Bordering on frustration

By: Frank Black


OPINION: Where is the common sense in COVID-19 border closures as road transport suffers lengthy delays?

Bordering on frustration
Queensland lacks a "truck only" lane at its borders

 

A return to lockdown has been another blow to our economy, but this time around the element of surprise has been removed.

Whether or not a second wave could have been prevented is beyond my expertise, nonetheless, we were warned of the possibility long before the first wave was over.

So why, this time around, have we seen border closures become an even bigger mess than they were a few months ago?

When there was a shortage of toilet paper, tinned food and pasta, all eyes turned to the truckies. Now that supermarket shelves have resumed a sense of normality, is trucking no longer an essential service?

The state of New South Wales didn’t seem to think so, when they closed their border with Victoria and expected truck drivers passing through the state to self-isolate for 14 days. The ridiculous notion only lasted a couple of days and following campaigning from the Transport Workers’ Union, NSW introduced a new permit to allow truckies to pass through. But rather than all that effort, all that was needed was common sense.

How out of touch do you have to be to expect truck drivers moving freight from one end of the country to another, running to tight deadlines with an ever-increasing push for immediate deliveries, to be able to set aside 14 days each time we pass through a state? Not to mention that those 14 days would be spent away from our homes, our families, and inside the cab of a truck – where we already spend more time than our own beds.


States continue with border crossing rule changes


We all need to do our bit to protect ourselves and others during this pandemic and I, like most truckies, have been carrying disinfectant, gloves and masks with me to limit the risk of spread when picking up and dropping off loads.

We also need food, medicines and supplies. And we’re not going to get them to where they need to be with truck drivers stuck in the wrong state.

In the first wave of cases and closures, we continued to pass through states with little fuss. This time around, common sense is lacking in every way.

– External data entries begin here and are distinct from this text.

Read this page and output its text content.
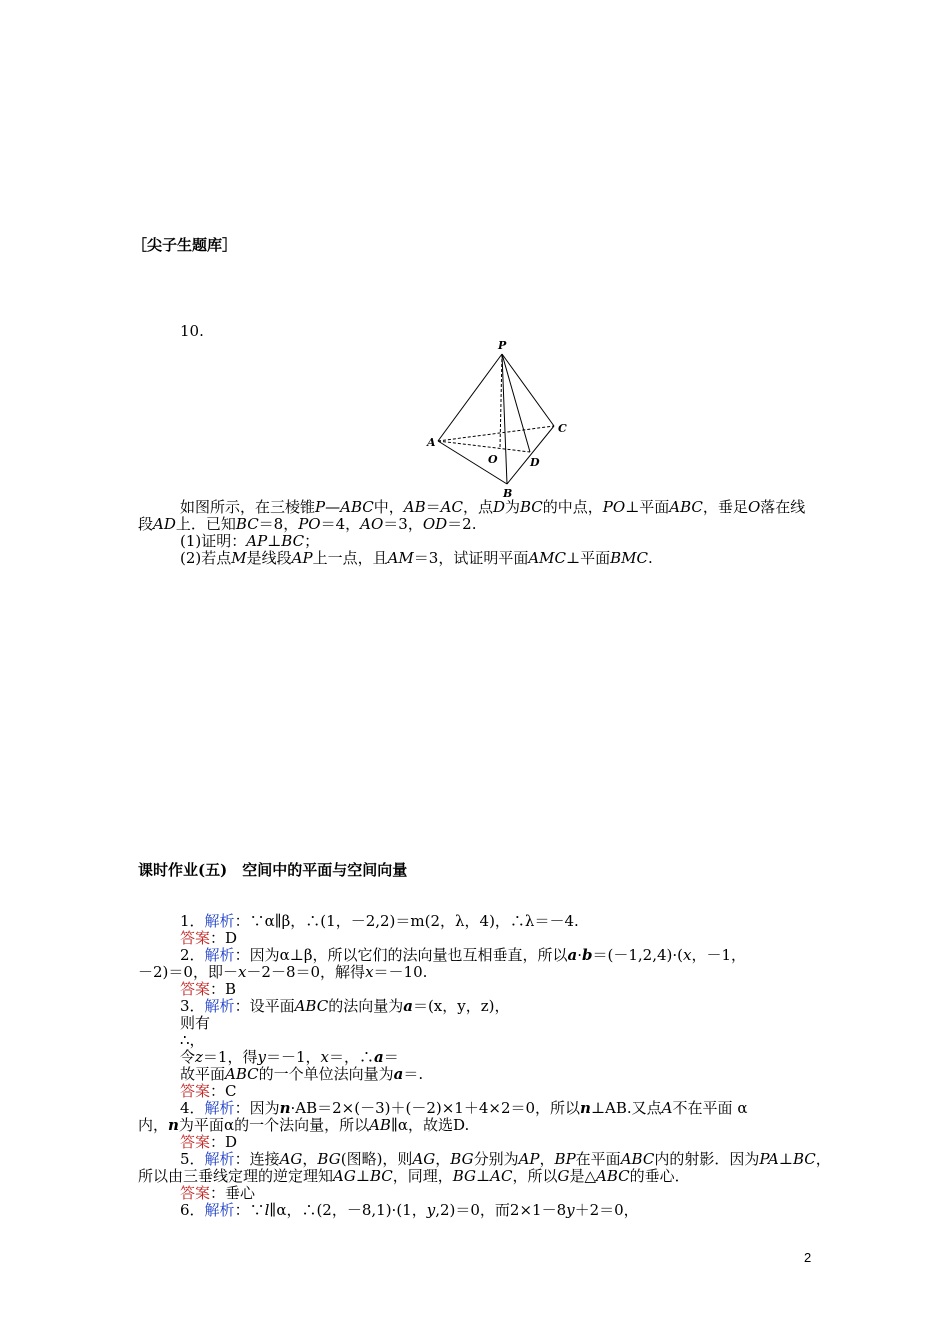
［尖子生题库］
10.
P
A
B
C
O	D
如图所示，在三棱锥P—ABC中，AB＝AC，点D为BC的中点，PO⊥平面ABC，垂足O落在线
段AD上．已知BC＝8，PO＝4，AO＝3，OD＝2.
(1)证明：AP⊥BC；
(2)若点M是线段AP上一点，且AM＝3，试证明平面AMC⊥平面BMC.
课时作业(五)　空间中的平面与空间向量
1．解析：∵α∥β，∴(1，－2,2)＝m(2，λ，4)，∴λ＝－4.
答案：D
2．解析：因为α⊥β，所以它们的法向量也互相垂直，所以a·b＝(－1,2,4)·(x，－1，
－2)＝0，即－x－2－8＝0，解得x＝－10.
答案：B
3．解析：设平面ABC的法向量为a＝(x，y，z)，
则有
∴，
令z＝1，得y＝－1，x＝，∴a＝
故平面ABC的一个单位法向量为a＝.
答案：C
4．解析：因为n·AB＝2×(－3)＋(－2)×1＋4×2＝0，所以n⊥AB.又点A不在平面 α
内，n为平面α的一个法向量，所以AB∥α，故选D.
答案：D
5．解析：连接AG，BG(图略)，则AG，BG分别为AP，BP在平面ABC内的射影．因为PA⊥BC，
所以由三垂线定理的逆定理知AG⊥BC，同理，BG⊥AC，所以G是△ABC的垂心．
答案：垂心
6．解析：∵l∥α，∴(2，－8,1)·(1，y,2)＝0，而2×1－8y＋2＝0，
2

It’s laughable; only the humour disappears when you recall how valuable time is to an owner-driver. We don’t sit in offices with photocopiers at the ready to scan licenses and spend hours filling out forms. We’re just trying to get from A to B as quickly and safely as possible, to fulfil our duties to the contract and maintain good relationships to pick up more work in the future.

These days we probably spend more time ringing each other to try and make sense of these confusing changes than we do getting the rest we need to do our jobs safely.

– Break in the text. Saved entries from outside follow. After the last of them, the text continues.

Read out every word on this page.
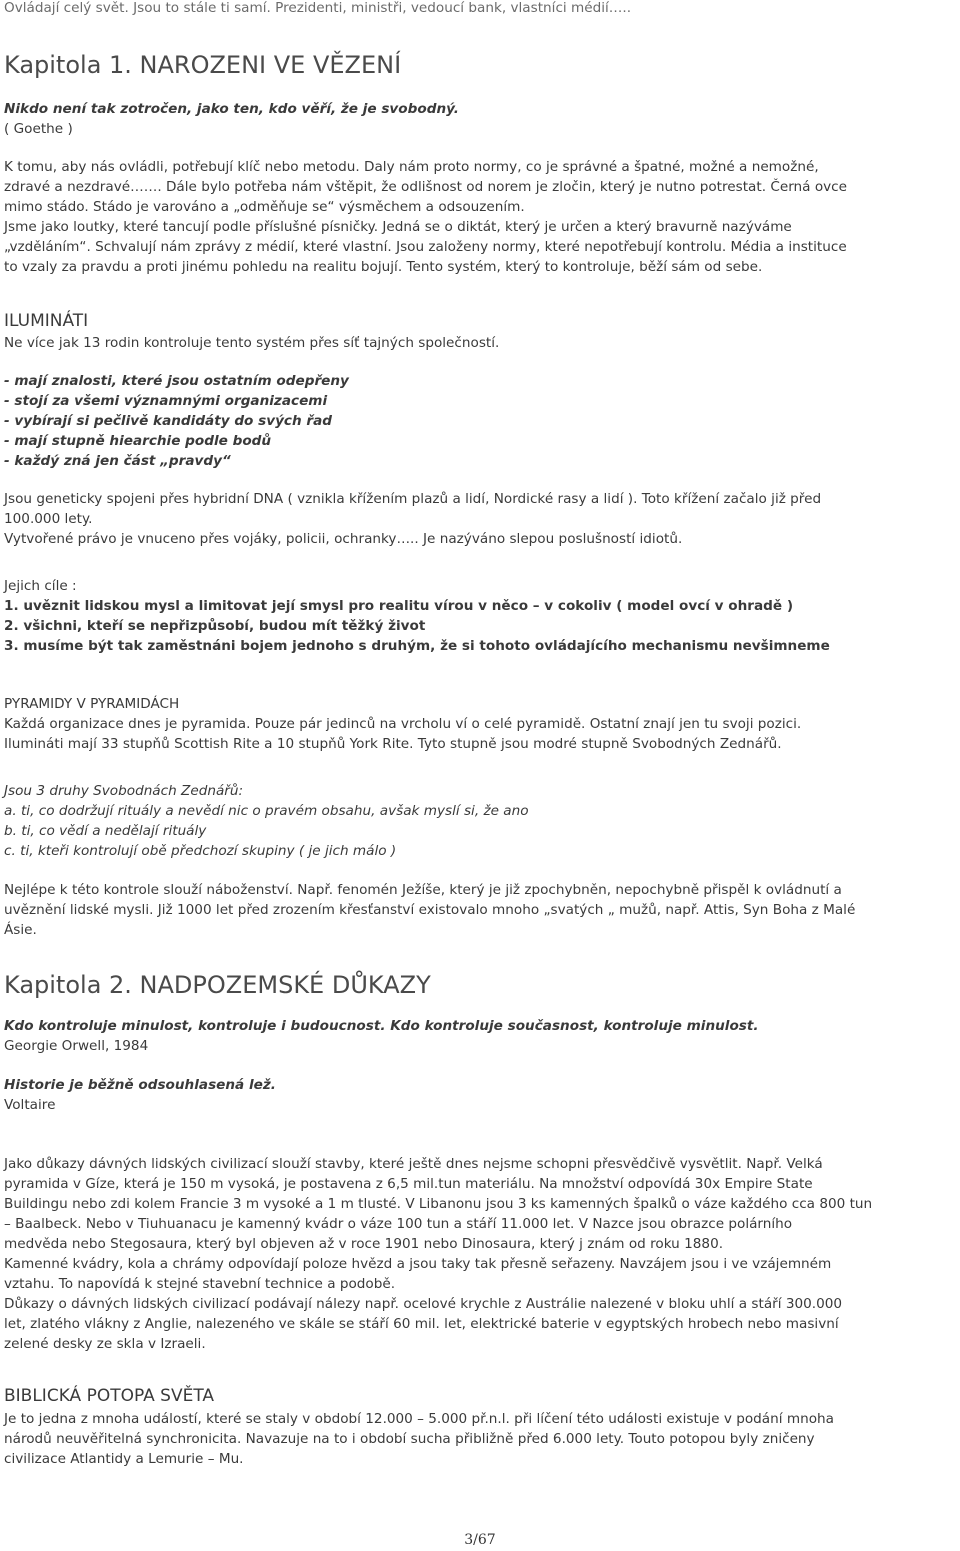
Ovládají celý svět. Jsou to stále ti samí. Prezidenti, ministři, vedoucí bank, vlastníci médií…..
Kapitola 1. NAROZENI VE VĚZENÍ
Nikdo není tak zotročen, jako ten, kdo věří, že je svobodný.
( Goethe )
K tomu, aby nás ovládli, potřebují klíč nebo metodu. Daly nám proto normy, co je správné a špatné, možné a nemožné,
zdravé a nezdravé……. Dále bylo potřeba nám vštěpit, že odlišnost od norem je zločin, který je nutno potrestat. Černá ovce
mimo stádo. Stádo je varováno a „odměňuje se“ výsměchem a odsouzením.
Jsme jako loutky, které tancují podle příslušné písničky. Jedná se o diktát, který je určen a který bravurně nazýváme
„vzděláním“. Schvalují nám zprávy z médií, které vlastní. Jsou založeny normy, které nepotřebují kontrolu. Média a instituce
to vzaly za pravdu a proti jinému pohledu na realitu bojují. Tento systém, který to kontroluje, běží sám od sebe.
ILUMINÁTI
Ne více jak 13 rodin kontroluje tento systém přes síť tajných společností.
- mají znalosti, které jsou ostatním odepřeny
- stojí za všemi významnými organizacemi
- vybírají si pečlivě kandidáty do svých řad
- mají stupně hiearchie podle bodů
- každý zná jen část „pravdy“
Jsou geneticky spojeni přes hybridní DNA ( vznikla křížením plazů a lidí, Nordické rasy a lidí ). Toto křížení začalo již před
100.000 lety.
Vytvořené právo je vnuceno přes vojáky, policii, ochranky….. Je nazýváno slepou poslušností idiotů.
Jejich cíle :
1. uvěznit lidskou mysl a limitovat její smysl pro realitu vírou v něco – v cokoliv ( model ovcí v ohradě )
2. všichni, kteří se nepřizpůsobí, budou mít těžký život
3. musíme být tak zaměstnáni bojem jednoho s druhým, že si tohoto ovládajícího mechanismu nevšimneme
PYRAMIDY V PYRAMIDÁCH
Každá organizace dnes je pyramida. Pouze pár jedinců na vrcholu ví o celé pyramidě. Ostatní znají jen tu svoji pozici.
Ilumináti mají 33 stupňů Scottish Rite a 10 stupňů York Rite. Tyto stupně jsou modré stupně Svobodných Zednářů.
Jsou 3 druhy Svobodnách Zednářů:
a. ti, co dodržují rituály a nevědí nic o pravém obsahu, avšak myslí si, že ano
b. ti, co vědí a nedělají rituály
c. ti, kteři kontrolují obě předchozí skupiny ( je jich málo )
Nejlépe k této kontrole slouží náboženství. Např. fenomén Ježíše, který je již zpochybněn, nepochybně přispěl k ovládnutí a
uvěznění lidské mysli. Již 1000 let před zrozením křesťanství existovalo mnoho „svatých „ mužů, např. Attis, Syn Boha z Malé
Ásie.
Kapitola 2. NADPOZEMSKÉ DŮKAZY
Kdo kontroluje minulost, kontroluje i budoucnost. Kdo kontroluje současnost, kontroluje minulost.
Georgie Orwell, 1984
Historie je běžně odsouhlasená lež.
Voltaire
Jako důkazy dávných lidských civilizací slouží stavby, které ještě dnes nejsme schopni přesvědčivě vysvětlit. Např. Velká
pyramida v Gíze, která je 150 m vysoká, je postavena z 6,5 mil.tun materiálu. Na množství odpovídá 30x Empire State
Buildingu nebo zdi kolem Francie 3 m vysoké a 1 m tlusté. V Libanonu jsou 3 ks kamenných špalků o váze každého cca 800 tun
– Baalbeck. Nebo v Tiuhuanacu je kamenný kvádr o váze 100 tun a stáří 11.000 let. V Nazce jsou obrazce polárního
medvěda nebo Stegosaura, který byl objeven až v roce 1901 nebo Dinosaura, který j znám od roku 1880.
Kamenné kvádry, kola a chrámy odpovídají poloze hvězd a jsou taky tak přesně seřazeny. Navzájem jsou i ve vzájemném
vztahu. To napovídá k stejné stavební technice a podobě.
Důkazy o dávných lidských civilizací podávají nálezy např. ocelové krychle z Austrálie nalezené v bloku uhlí a stáří 300.000
let, zlatého vlákny z Anglie, nalezeného ve skále se stáří 60 mil. let, elektrické baterie v egyptských hrobech nebo masivní
zelené desky ze skla v Izraeli.
BIBLICKÁ POTOPA SVĚTA
Je to jedna z mnoha událostí, které se staly v období 12.000 – 5.000 př.n.l. při líčení této události existuje v podání mnoha
národů neuvěřitelná synchronicita. Navazuje na to i období sucha přibližně před 6.000 lety. Touto potopou byly zničeny
civilizace Atlantidy a Lemurie – Mu.
3/67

Add to that an extra few hours spent in queues behind cars of holidaymakers trying to pass through closed borders. The Queensland border’s failure to cordon off a truck-only lane heaps the pressure on us to make up those hours on the road.

Every minute counts in the transport business. The last thing we need is hold ups keeping us from delivering on time. It just adds more pressure to the dangerous nature of our jobs.

We’ve been declared essential workers – although our work has not changed from what it has always been. The nation as we know it has always been reliant on trucking, it’s only during this time of stripping back our lives and reflecting on the essentials that the importance of our work has been acknowledged.

It’s time to apply that recognition and some intelligence to the systems around trucking that are making it difficult for us to just do our jobs.